Опасное сближение двух творческих начал

                Опасное сближение - не предусмотренное заданием на полет
                сближение воздушных судов между собой или другими
                материальными объектами на интервалы менее установленных
                настоящим Наставлением, в результате которого возникает
                опасность их столкновения.
                Наставления по производству полетов в гражданской авиации СССР               
                (НПП ГА-85)

                Двигая свои рюкзаки в горы, мы, обычно, думаем только о встрече с Природой и не думаем о встрече с Человеком, мы просто знаем, или допускаем это подсознательно, что она случится и знаем, что это приведет к появлению в нашей жизни новых друзей. Но к этому должен привести процесс сокращения дистанции, которую мы устанавливаем, живя в социуме и, которая предназначена для обеспечения нашего комфорта. На Природе, в походе, в горах сокращение этой самой дистанции происходит незаметно для нас самих, дистанция безопасности тихо растворяется. Мы за нее, на самом деле, прячемся, чтобы оградить себя от сближения с душой другого человека, что считаем опасностью вторжения в свое личное пространство, за которое придется платить личным покоем. Но готовность открыться Природе лишает нас бдительности, и она неожиданно возвращает нас к давно забытой способности ждать таких душевных прикосновений.

                Что-то похожее со мной произошло, когда мои новые, пока еще знакомые по интернету, попросили меня спланировать какой-нибудь «интересненький» маршрут недельки на две, от самолета до самолета. Я и размахнулся: две недели, так две недели. Давно уже, бегая по Алтаю, как то так получалось, что я до сих пор обходил вниманием Шавлинские озера, хотя знатоки говорят, что с них и надо начинать знакомство с его красотами. Но одними Шавлинскими две недели не заполнишь, и я практически объединил два маршрута: Шавлинские озера, с переходом в долину Маашея через озеро Карасу и Каракабакские озера. Ничего в этом нет экстраординарного, так многие делают, если есть время, но мои московские друзья, похоже, озадачились таким плотным графиком. Они до сих пор, как говорит Саша, занимались «каботажным туризмом» в Крыму – маршрутами небольшой протяженности от деревни до деревни, хотя он бывал и в Ергаках…
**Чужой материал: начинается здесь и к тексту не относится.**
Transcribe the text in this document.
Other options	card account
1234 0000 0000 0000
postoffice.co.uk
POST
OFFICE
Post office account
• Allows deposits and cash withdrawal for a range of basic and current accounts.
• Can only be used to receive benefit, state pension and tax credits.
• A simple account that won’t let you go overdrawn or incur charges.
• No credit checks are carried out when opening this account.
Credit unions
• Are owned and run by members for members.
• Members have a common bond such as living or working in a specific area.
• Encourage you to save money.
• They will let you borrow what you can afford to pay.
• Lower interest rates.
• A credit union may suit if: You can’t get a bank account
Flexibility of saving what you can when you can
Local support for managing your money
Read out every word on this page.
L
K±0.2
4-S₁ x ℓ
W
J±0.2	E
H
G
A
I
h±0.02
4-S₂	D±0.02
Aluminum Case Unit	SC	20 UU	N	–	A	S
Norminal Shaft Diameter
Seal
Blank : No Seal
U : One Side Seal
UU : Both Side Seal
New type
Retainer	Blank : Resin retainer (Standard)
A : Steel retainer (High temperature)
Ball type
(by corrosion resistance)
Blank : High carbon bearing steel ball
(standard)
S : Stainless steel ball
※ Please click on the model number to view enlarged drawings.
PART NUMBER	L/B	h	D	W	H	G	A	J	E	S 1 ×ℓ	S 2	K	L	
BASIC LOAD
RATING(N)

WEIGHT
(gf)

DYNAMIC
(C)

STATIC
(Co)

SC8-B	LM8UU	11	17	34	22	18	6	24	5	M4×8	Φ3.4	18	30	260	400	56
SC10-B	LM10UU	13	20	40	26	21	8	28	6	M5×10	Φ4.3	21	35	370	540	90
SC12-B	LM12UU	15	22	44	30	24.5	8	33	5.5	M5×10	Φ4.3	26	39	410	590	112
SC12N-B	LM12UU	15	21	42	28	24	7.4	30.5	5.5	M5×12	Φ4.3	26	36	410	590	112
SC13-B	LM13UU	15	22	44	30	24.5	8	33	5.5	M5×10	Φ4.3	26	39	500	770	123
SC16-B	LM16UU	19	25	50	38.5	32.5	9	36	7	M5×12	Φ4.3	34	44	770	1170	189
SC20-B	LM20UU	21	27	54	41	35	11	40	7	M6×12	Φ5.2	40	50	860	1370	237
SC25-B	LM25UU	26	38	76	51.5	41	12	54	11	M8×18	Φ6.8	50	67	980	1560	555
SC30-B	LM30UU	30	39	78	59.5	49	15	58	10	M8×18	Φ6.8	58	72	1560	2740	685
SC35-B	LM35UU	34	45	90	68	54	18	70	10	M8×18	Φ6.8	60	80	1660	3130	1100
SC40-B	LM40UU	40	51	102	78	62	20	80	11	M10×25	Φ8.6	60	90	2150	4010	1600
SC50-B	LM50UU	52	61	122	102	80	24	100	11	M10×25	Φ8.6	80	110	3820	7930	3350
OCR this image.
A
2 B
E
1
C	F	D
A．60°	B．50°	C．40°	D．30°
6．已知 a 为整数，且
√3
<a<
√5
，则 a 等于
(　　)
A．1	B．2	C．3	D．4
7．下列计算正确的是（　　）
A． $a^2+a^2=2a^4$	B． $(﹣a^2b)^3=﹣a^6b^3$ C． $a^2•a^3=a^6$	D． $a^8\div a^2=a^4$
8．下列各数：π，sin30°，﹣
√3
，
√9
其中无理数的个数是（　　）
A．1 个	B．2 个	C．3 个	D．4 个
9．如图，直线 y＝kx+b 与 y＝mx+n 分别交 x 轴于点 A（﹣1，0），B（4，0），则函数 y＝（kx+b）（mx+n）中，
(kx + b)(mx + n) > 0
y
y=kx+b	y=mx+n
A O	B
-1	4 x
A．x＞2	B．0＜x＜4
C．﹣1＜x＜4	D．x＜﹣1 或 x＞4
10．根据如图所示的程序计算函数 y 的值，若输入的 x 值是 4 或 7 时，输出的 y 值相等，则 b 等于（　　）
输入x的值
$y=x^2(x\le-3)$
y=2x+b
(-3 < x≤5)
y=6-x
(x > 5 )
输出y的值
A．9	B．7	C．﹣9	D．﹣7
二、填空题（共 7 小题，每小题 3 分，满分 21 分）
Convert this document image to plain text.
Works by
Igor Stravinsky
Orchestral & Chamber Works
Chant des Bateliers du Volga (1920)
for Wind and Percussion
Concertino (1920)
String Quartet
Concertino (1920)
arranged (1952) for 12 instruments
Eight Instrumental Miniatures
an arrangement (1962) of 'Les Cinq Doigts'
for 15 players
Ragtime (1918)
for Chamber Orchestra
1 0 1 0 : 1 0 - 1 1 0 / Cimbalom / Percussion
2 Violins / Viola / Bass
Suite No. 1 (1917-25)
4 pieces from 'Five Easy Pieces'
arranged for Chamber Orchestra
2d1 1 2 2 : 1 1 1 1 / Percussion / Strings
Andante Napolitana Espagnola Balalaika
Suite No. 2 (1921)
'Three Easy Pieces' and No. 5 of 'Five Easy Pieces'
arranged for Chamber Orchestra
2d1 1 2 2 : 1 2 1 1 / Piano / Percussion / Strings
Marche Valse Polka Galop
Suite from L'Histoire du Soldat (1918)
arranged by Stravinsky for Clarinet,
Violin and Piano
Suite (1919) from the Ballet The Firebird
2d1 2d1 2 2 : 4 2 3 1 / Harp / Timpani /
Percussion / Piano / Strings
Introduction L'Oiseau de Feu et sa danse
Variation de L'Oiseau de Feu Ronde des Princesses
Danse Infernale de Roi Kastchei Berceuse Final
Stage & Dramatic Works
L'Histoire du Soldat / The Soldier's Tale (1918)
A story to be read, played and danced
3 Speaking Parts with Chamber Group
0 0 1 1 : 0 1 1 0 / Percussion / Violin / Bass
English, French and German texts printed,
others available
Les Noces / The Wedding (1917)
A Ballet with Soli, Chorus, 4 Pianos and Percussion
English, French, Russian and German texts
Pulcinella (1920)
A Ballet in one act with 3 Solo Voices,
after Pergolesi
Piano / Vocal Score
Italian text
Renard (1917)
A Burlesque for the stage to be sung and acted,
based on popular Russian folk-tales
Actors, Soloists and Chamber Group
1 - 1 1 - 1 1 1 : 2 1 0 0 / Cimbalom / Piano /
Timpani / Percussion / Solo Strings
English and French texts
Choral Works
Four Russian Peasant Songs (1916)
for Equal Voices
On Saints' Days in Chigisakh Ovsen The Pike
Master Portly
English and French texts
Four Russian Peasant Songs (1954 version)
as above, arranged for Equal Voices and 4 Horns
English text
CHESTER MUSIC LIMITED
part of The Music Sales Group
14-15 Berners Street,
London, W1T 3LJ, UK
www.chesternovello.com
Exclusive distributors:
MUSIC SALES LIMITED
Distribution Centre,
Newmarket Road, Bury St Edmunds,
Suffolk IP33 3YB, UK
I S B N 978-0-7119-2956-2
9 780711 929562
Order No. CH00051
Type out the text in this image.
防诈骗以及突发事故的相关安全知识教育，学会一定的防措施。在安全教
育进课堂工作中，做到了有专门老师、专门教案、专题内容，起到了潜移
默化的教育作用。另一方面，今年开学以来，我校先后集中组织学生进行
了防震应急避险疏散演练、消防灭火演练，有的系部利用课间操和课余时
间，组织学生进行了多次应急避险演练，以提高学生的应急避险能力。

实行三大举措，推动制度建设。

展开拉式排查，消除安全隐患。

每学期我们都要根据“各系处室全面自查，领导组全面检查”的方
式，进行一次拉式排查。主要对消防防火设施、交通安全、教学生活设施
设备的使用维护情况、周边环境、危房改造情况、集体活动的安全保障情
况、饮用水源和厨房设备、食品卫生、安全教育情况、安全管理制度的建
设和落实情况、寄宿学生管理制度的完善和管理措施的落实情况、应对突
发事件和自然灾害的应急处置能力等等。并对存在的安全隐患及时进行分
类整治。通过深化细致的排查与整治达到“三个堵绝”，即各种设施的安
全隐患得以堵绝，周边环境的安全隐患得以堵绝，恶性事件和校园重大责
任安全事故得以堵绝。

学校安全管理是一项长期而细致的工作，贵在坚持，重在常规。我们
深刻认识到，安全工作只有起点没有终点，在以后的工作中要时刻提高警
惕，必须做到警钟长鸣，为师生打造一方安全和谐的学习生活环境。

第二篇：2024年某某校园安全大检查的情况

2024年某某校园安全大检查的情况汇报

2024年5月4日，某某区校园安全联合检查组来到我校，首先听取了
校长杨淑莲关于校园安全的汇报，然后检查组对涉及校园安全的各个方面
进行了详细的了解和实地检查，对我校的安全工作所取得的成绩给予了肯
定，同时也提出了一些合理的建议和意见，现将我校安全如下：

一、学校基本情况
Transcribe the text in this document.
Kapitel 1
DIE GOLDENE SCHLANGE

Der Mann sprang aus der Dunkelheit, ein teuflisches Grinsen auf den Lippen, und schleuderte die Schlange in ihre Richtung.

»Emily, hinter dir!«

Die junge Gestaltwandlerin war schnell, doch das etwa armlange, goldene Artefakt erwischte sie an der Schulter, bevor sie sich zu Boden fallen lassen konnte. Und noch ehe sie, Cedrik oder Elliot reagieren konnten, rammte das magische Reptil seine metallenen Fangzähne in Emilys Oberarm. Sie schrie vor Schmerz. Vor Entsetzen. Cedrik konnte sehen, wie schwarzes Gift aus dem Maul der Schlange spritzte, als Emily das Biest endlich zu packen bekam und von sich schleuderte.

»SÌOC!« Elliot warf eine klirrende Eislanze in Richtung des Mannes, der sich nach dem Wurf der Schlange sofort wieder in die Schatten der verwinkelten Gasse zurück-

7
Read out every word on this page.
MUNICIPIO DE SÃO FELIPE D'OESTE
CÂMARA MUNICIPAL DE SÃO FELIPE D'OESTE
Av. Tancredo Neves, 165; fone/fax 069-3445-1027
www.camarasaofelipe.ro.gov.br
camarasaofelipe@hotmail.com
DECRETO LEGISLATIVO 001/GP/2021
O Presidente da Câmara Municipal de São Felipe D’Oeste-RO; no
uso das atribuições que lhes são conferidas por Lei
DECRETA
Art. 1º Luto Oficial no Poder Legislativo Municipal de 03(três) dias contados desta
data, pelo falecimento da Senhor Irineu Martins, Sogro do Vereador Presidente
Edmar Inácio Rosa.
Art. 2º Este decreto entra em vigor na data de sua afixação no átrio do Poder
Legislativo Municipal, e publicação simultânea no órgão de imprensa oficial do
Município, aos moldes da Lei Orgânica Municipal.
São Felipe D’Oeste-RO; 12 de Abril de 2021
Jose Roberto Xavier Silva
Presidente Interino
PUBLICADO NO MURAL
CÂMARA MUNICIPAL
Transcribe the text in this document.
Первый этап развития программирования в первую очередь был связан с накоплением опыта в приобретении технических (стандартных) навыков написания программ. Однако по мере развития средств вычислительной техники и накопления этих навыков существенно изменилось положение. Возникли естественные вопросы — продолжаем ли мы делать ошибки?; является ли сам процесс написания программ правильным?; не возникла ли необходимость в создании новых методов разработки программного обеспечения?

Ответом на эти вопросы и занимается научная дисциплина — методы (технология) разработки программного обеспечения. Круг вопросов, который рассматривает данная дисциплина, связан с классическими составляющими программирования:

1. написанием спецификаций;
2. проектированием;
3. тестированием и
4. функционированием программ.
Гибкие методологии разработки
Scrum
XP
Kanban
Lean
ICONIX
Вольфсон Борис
                До Нижнего Шавлинского мы добрались ударно - за два дня. В этом нам помогли опять лошадки, взяв на себя большую часть нашего груза. Хотя всю фотоаппаратуру я нес сам. В надежде на лошадок я размахнулся и взял все три объектива, один из которых – телевик весом в два килограмма, как я и ожидал, мне почти не пригодился. Таким образом, у меня неоправданного груза набралось килограмма четыре. А если потрясти рюкзак повнимательнее, то и пять, наверное, можно было из него вытрясти, ведь даже на выходе из похода рюкзак неожиданно оказался весом в целых 29 килограммов…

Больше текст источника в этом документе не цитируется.